SAMPIT – Kepala Dinas Pendidikan Kabupaten Kotawaringin Timur Muhammad Irfansyah menyampaikan, terkait isu jual beli kursi di sekolah merupakan kehendak orangtua. Sehingga bukan keinginan dari sekolah atau perintah dari kepala sekolah di sekolah yang bersangkutan.
Hal itu disampaikannya saat mengadakan dapat dengar pendapat (RDP) dengan Komisi III membahas isu isu jual beli kursi dan Jumat berkah.
“Jadi tadi dihadirkan langsung kepala sekolah dari beberapa SD yang diisukan, ternyata yang jual beli kursi belum terjadi, cuma ada kehendak dari orangtua, jadi bukan dari kepala sekolah. Tapi Alhamdulillah kami sudah menurunkan tim kemarin, dan dihentikan rencana itu tidak terjadi lagi,”ujar Irfansyah, Senin 5 Agustus 2024.
Dan lanjutnya, sejak kemarin 4 Agsutus tidak ada lagi walaupun orangtuanya memaksa membelikan uang kursi, pihaknya tidak membolehkan hal itu. Sementara terkait Jumat berkah, hal itu juga sudah diatasi bahwa tidak ada lagi kecuali hanya untuk yang bermanfaat saja.
“Isunya uang Jumat berkah itu untuk kepentingan guru-guru setempat, padahal tidak berdasarkan keterangan kepala sekolah tadi. Dan Alhamdulillah beberapa kesepakatan tadi bersama DPRD juga sudah didengar, melarang adanya beberapa pungutan,”tegasnya.
Sementara itu Ketua Komisi III DPRD Kotim Marianie mengatakan, berdasarkan kesepakatan bersama dalam rapat semuanya sudah dibatalkan, apapun bentuknya.
“Meskipun ada yang beralasan bangkunya mengalami kerusakan, tapi saya sudah tegaskan kemarin dengan Kepala Dinas Pendidikan Irfansyah, kalau rombongan belajarnya ada 32, tapi yang masuk ada 35. Maka kurang 3, jadi bolehlah meminta.

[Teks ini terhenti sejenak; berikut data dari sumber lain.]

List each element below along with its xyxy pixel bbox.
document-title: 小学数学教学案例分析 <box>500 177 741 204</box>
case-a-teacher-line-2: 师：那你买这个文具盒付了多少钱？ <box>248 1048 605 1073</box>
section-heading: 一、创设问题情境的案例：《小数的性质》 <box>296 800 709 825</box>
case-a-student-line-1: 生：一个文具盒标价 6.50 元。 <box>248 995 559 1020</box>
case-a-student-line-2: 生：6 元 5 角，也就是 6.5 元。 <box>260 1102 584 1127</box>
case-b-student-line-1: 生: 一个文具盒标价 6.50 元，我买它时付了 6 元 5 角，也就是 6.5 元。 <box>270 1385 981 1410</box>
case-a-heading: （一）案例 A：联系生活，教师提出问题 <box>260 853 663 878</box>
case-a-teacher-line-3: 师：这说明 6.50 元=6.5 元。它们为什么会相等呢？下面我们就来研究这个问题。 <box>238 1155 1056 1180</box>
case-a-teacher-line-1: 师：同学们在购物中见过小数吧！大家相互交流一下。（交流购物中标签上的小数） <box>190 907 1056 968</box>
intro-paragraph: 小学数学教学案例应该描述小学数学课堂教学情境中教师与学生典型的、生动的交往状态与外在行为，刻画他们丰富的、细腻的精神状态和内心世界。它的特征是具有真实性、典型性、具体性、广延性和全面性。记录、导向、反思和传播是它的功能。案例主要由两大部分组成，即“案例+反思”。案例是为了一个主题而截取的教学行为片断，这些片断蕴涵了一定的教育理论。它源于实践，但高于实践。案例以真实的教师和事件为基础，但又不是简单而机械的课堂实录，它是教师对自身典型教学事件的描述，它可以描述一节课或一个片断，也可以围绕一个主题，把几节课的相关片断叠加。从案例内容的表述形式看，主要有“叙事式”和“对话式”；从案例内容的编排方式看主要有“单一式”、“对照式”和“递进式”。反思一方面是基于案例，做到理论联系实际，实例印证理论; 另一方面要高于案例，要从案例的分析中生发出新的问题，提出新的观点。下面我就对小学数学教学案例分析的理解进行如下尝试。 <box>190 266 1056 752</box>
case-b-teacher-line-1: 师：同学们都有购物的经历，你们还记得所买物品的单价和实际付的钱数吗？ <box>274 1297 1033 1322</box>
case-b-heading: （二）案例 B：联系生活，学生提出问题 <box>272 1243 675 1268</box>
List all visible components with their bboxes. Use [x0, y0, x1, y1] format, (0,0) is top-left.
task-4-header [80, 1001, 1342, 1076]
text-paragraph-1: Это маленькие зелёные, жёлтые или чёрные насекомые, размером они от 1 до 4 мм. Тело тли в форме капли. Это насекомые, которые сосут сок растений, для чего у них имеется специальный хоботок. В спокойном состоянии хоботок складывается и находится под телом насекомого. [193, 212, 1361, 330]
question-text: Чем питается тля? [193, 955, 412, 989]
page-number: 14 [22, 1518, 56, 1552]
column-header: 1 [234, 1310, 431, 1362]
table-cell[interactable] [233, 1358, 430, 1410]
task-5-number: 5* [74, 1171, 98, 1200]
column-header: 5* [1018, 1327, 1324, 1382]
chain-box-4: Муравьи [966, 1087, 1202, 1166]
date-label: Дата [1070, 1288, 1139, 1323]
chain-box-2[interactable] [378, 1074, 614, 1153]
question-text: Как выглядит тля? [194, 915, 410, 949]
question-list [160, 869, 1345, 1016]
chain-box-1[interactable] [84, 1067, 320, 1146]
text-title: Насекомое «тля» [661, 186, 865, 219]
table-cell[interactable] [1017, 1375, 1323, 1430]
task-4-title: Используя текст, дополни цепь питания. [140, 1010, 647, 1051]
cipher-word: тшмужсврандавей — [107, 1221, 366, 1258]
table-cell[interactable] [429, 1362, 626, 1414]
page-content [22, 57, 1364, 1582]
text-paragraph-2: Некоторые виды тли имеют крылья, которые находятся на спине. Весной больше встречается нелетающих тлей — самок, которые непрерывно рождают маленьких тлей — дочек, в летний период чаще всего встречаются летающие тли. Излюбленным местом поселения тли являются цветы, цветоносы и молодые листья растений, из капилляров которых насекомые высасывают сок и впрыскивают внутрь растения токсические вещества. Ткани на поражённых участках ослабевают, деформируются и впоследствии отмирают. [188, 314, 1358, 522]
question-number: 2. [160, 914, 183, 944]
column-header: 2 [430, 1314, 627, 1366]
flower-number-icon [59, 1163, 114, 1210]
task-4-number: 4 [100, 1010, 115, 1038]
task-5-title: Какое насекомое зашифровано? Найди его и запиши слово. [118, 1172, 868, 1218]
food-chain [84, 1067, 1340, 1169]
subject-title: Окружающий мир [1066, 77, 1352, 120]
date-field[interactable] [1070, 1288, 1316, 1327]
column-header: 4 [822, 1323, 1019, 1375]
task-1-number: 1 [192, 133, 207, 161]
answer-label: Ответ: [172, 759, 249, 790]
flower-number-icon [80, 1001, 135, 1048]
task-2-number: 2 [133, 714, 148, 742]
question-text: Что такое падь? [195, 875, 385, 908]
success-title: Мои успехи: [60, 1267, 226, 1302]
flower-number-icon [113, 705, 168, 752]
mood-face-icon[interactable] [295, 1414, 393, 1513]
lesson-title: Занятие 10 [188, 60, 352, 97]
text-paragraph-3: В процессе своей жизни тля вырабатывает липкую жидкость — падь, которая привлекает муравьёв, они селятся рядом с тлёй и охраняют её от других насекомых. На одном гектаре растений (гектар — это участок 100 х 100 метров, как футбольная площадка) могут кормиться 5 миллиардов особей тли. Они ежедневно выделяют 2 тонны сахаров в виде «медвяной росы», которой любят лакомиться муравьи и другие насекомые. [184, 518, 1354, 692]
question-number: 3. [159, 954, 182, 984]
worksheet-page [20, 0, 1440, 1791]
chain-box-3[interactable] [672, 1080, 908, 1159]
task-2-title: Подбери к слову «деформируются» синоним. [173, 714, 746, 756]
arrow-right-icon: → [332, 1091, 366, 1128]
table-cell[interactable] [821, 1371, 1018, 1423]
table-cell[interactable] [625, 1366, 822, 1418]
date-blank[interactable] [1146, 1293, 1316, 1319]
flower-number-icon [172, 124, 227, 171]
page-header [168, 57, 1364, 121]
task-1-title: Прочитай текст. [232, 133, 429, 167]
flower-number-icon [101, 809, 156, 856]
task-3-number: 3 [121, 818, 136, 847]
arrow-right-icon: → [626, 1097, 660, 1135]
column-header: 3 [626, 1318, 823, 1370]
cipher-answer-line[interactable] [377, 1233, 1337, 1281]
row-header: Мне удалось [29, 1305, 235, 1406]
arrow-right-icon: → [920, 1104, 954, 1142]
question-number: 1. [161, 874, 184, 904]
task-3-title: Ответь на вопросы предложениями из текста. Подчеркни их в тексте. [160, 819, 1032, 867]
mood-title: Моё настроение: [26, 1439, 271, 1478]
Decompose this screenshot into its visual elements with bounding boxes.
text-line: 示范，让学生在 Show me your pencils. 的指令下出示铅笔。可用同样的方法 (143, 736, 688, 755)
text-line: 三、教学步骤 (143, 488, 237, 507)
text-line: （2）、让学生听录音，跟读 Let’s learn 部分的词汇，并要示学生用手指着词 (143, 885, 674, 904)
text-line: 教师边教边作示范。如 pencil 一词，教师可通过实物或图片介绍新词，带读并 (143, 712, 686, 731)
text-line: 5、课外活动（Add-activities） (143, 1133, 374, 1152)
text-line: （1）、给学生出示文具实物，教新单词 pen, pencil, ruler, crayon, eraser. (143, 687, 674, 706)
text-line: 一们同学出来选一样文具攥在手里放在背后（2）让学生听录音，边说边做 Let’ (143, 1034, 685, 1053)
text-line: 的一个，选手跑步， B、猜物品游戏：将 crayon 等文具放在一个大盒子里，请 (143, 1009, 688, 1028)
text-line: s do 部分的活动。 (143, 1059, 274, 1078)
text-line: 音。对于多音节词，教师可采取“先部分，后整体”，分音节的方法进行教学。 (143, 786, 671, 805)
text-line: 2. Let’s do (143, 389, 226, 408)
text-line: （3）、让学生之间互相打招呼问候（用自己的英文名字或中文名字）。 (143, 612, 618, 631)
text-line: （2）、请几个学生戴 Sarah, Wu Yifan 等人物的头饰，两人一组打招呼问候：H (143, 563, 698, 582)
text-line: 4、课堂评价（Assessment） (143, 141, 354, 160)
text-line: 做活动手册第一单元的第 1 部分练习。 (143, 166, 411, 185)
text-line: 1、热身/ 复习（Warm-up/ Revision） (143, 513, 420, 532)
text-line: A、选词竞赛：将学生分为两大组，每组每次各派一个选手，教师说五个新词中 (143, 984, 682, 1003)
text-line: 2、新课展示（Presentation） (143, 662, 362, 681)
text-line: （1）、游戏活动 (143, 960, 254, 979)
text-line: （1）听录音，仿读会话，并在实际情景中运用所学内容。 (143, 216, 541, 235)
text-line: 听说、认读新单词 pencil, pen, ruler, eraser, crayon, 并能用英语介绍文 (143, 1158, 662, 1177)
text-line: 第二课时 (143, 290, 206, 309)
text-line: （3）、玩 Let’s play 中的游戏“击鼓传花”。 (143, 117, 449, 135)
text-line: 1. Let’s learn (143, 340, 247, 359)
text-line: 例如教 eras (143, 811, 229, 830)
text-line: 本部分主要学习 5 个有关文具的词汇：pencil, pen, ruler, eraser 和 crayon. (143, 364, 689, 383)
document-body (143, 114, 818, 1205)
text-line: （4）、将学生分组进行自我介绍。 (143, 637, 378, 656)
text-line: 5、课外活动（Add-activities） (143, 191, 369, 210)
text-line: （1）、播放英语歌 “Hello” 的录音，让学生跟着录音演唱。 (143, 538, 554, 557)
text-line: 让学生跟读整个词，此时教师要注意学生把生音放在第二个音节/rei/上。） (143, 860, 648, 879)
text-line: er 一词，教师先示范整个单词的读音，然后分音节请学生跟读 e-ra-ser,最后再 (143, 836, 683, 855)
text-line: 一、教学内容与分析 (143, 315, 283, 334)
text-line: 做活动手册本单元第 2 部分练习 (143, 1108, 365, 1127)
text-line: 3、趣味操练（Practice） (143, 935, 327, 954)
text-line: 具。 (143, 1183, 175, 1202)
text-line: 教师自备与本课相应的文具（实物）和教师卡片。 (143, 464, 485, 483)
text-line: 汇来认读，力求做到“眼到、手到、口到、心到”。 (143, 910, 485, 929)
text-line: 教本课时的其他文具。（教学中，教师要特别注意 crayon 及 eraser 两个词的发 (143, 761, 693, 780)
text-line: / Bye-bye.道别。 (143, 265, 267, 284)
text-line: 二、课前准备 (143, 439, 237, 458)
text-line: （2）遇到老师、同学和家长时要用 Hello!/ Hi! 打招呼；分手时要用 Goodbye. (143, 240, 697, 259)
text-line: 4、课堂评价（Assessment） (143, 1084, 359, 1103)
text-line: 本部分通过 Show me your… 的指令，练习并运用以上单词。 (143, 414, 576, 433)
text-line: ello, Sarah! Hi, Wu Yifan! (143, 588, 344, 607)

Tapi kalau uang bangku ini diminta setiap tahun itu sudah tidak wajar, kemana kursi yang sebelumnya,”ucapnya.
Karena kata Marianie, kursi itu tidak dibawa pulang meskipun siswanya sudah lulus. Untuk itu semua pungutan sudah dibatalkan, apapun bentuk dan sebutannya untuk meminta pungutan kepada orang tua murid semua dibatalkan.